勝手方の勘定奉行・石谷(いしがや)備後守清昌(きよまさ 56歳 800石)が口をはさんだ。
「当主がいつまでも在職していると、多くの継嗣は、30歳をすぎても、あるいは40歳になっても部屋住みのままで、あたら、才能をくさらしておりますな」
「うむ。さりとて、この職は乃公(われ)でのうてだれにできるか---と思いこみがちなのも、人の業(ごう)ではあるがな」
意次の言葉に、備後守清昌は遠慮をしない。
「人生は、仕事のみではございますまい。ほかに楽しみもあるはず」
「仕事人の備後どのの口からでた言葉ともおもえぬことを---」
同じ紀州の出身で、しかも親類というあいだからなので、意次と清昌は忖度会釈なしの仲であった
「ところで、佐野うじは先手組頭の高齢化を申されたが、なにか、証拠をお持ちかな?」
意次が訊いた。
「はい。下の小人目付たちからの言上がありましたので、調べてみました」
佐野政親によると、この年---明和7年(1770)の弓の10組の組頭の平均年齢は64歳を超えており、最年長は78歳、鉄砲の20組のそれは60歳強で、最長老は80歳の為井又六祐安(すけやす 200俵)と。

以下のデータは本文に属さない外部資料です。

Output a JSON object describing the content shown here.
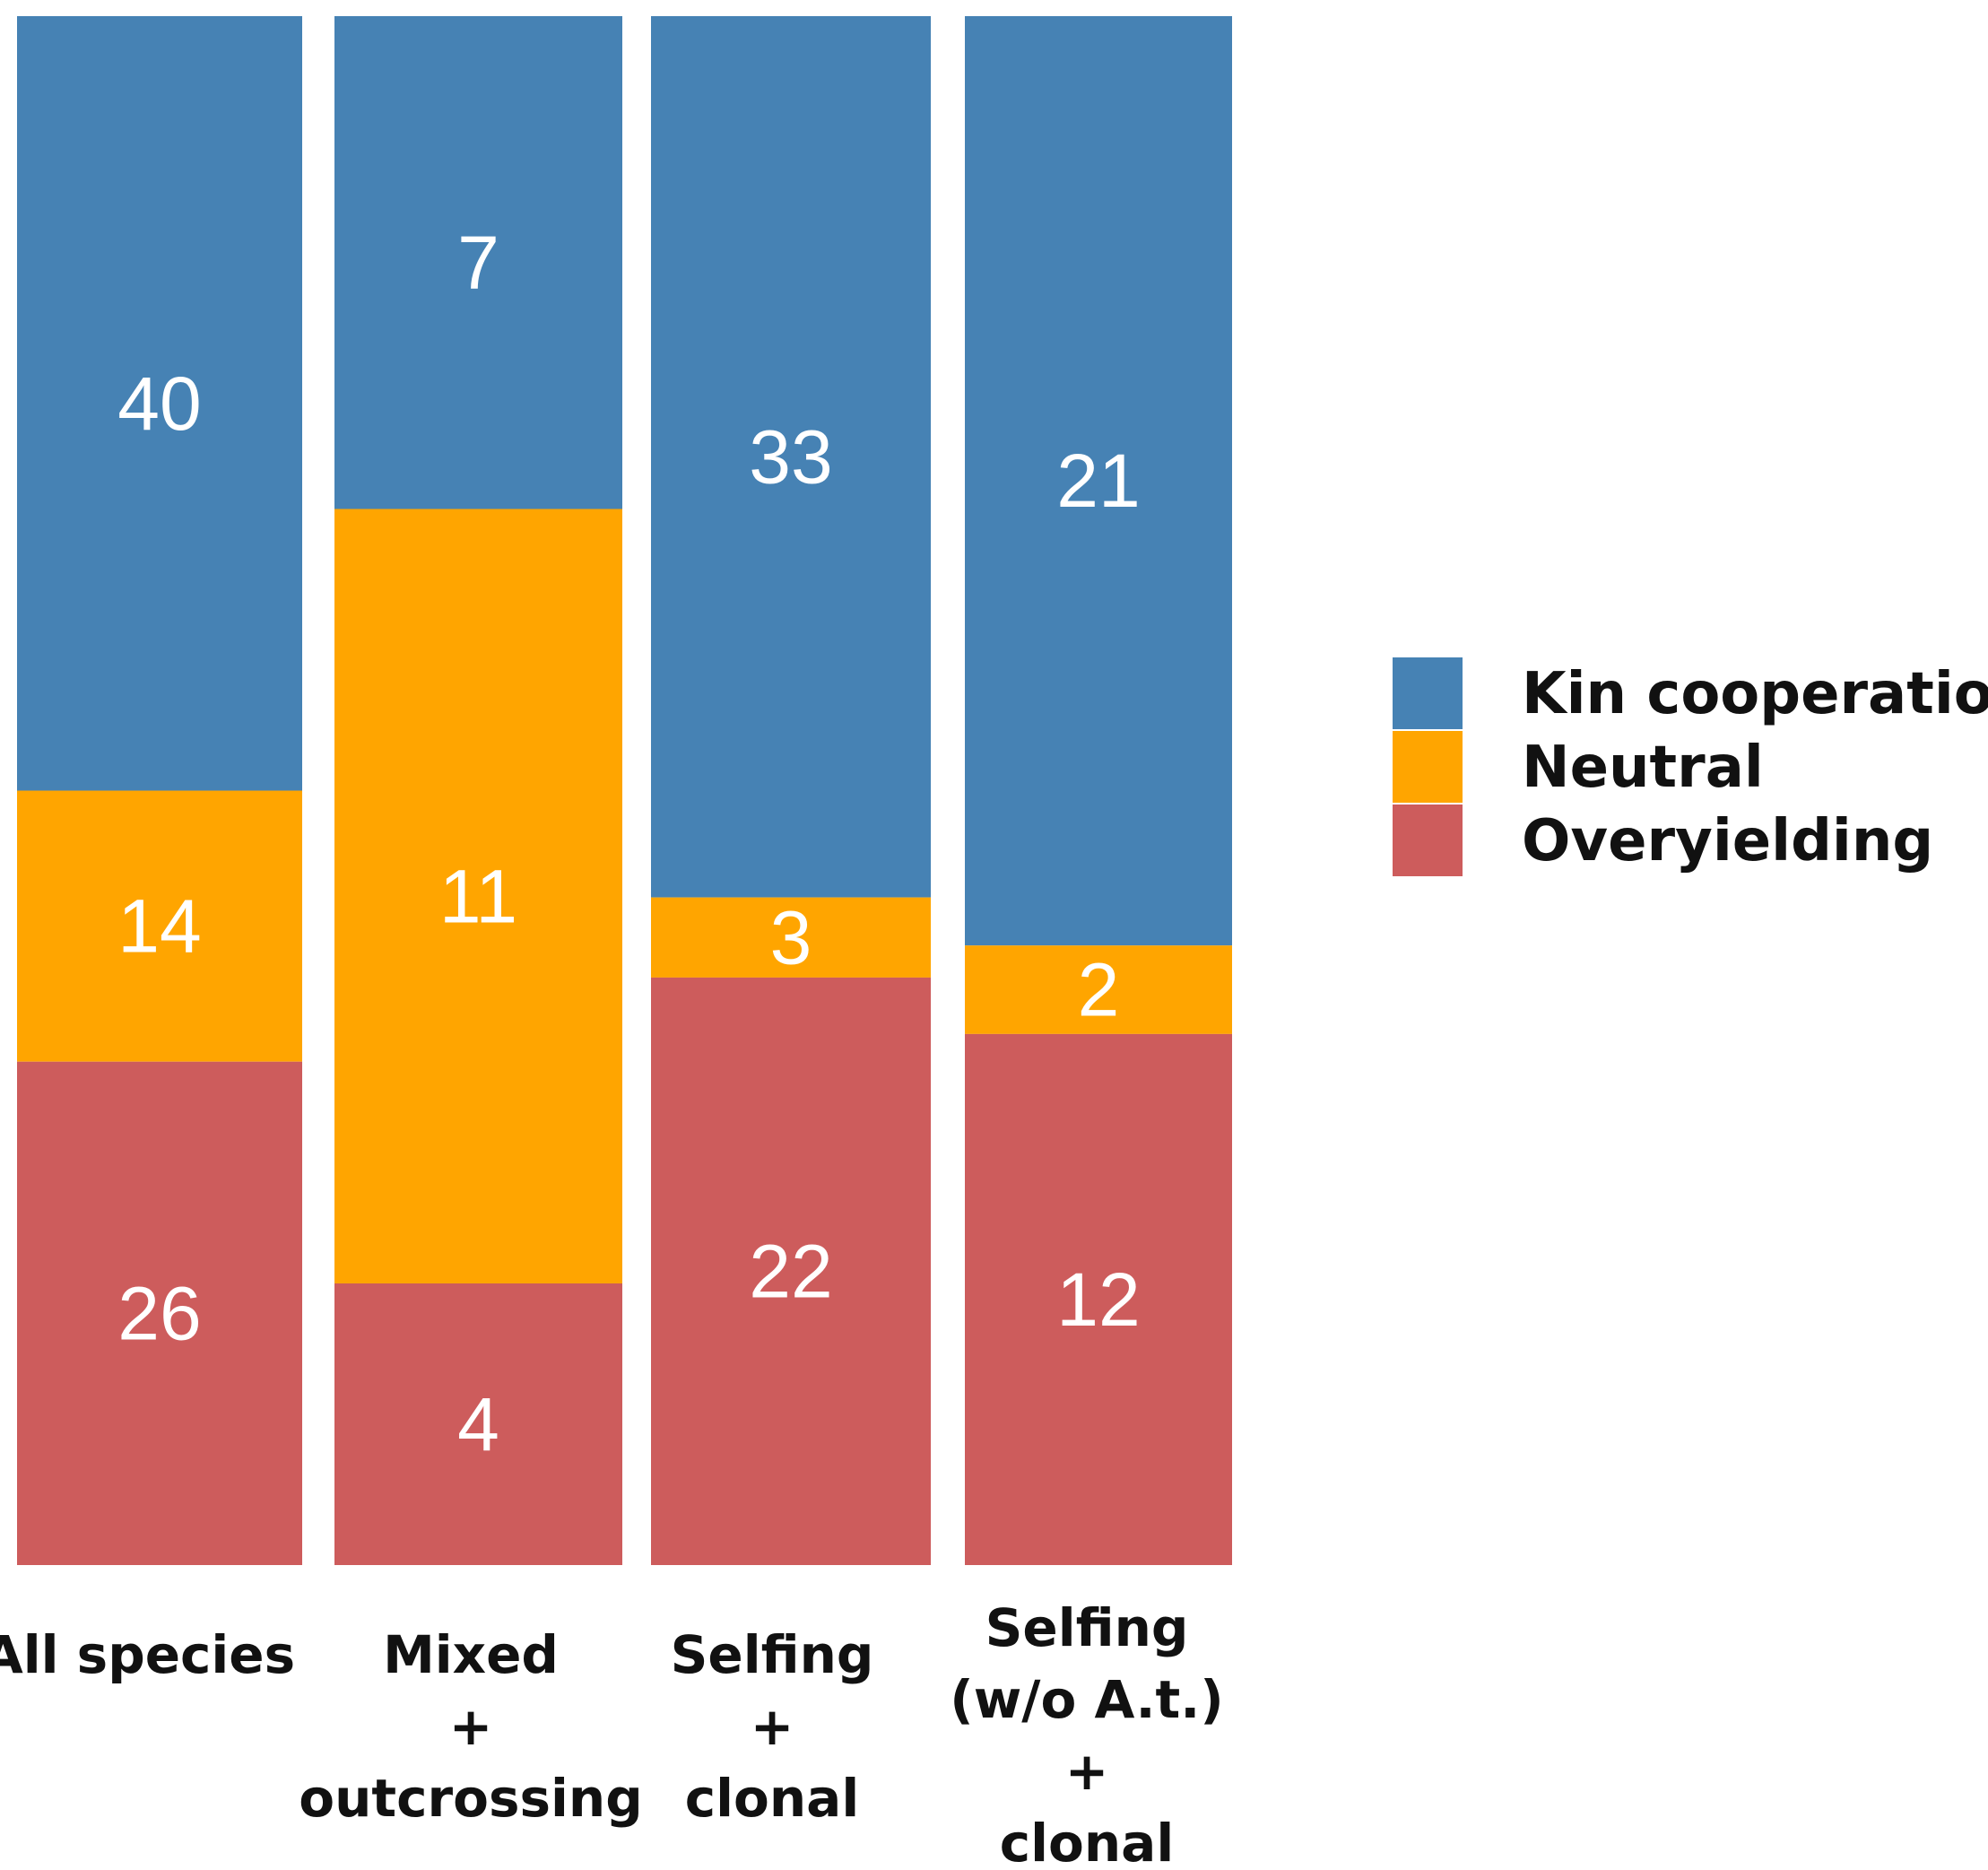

「西丸の先手組頭4人のことは、お許しくださいますよう---」
「それは申しにくいであろう。よいよい。先手の爺い組頭のこととして、少老(若年寄)部屋へ、若返りをささやいておこう。
今宵は、この話はでなかったことにいたそう」
佐野目付よりも、長谷川平蔵宣雄(のぶお 52歳 400石)の頭の下げ方が深かった。
宣雄が与(く)みしている弓組の10人組頭のうち、50歳台は宣雄ともう一人、60歳代前半が4人、後半が2人、70歳代が2人であった。
最若年は宣雄の52歳。
田沼意次の提案にもかかわらず、先手組頭の対高齢化策は、銕三郎(てつさぶろう 25歳)が平蔵を襲名して組頭になる17年後まで、ほとんどとられなかったといってよい。
人事の若返りは、一度は築かれた石垣のように、改修はそれほどむつかしいともいえる。
とりわけ、定年制が明文化されていなかった徳川体制のものでは。